Strong performances from Coles, Bunnings and Kmart have bumped up Wesfarmers’ net profit after tax for the year to $2.126 billion.
Wesfarmers is known as a diversified organisation as it generates income from a host of different businesses, but food and alcohol form the backbone of the group. This was made clear in the yearly results, which showed clear winners and losers among the group’s businesses.
Coles was a star performer for Wesfarmers, with earnings before interest and tax rising more than 16% for the year to $1.3 billion.
Ian McLeod, managing director of Coles, pointed to the supermarket’s move to lower prices, which he said was set to continue with Coles’ “down, down” campaign.
He also noted Coles’ category innovation, with more than 1,000 new brands introduced over the past year and Coles’ clothing line, Mix clothes, now stocked in at least 67 Coles stores.
Coles has also driven profits through the revamp of its FlyBuys loyalty program, which has more than seven million cardholders.
However, McLeod said Coles Liquor had a disappointing performance in 2012 due to increased competition from “big box” alcohol stores.
Bunnings delivered earnings before tax of $841 million, which was ahead of estimates with an increase of almost 5%.
Tom Piotrowski, market analyst at CommSec, said Bunnings’ strong performance defied the tough conditions in the building and renovation sectors and was ahead of estimates.

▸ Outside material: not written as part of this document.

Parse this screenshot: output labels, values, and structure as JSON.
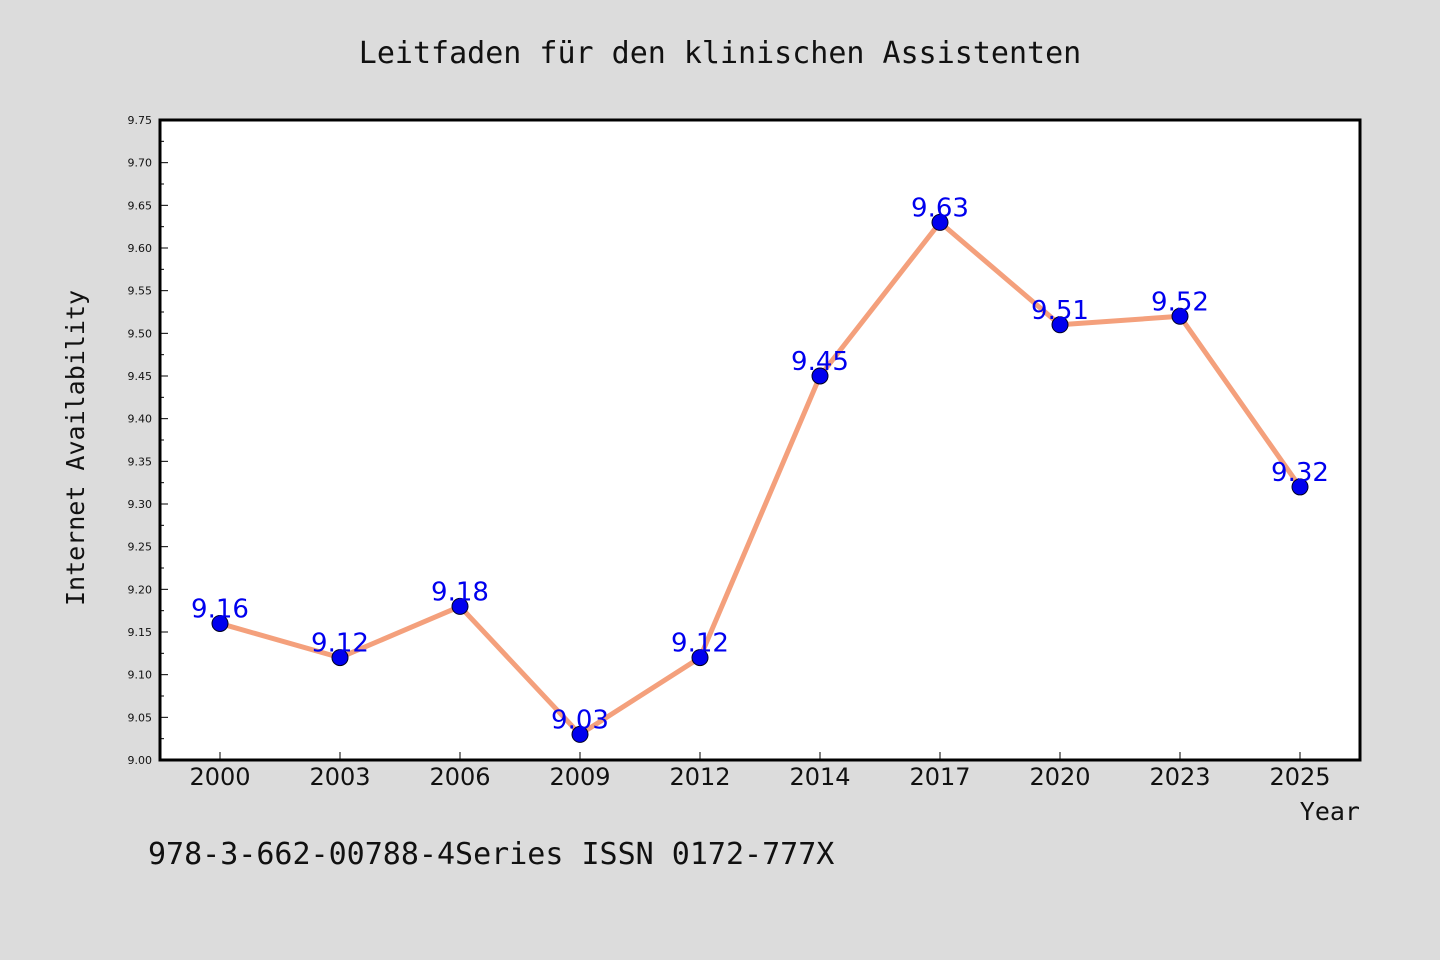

“Bunnings is an area the market has been treating with some caution. We hear a lot about light demand for credit in all forms and the fact that the building and renovation market is still experiencing degrees of headwinds,” he said.
The home improvements chain opened 16 new stores and reported “strong investment” in its property pipeline and existing stores.
Discount department store Kmart continued to perform well ahead of expectations, with earnings before tax of $266 million.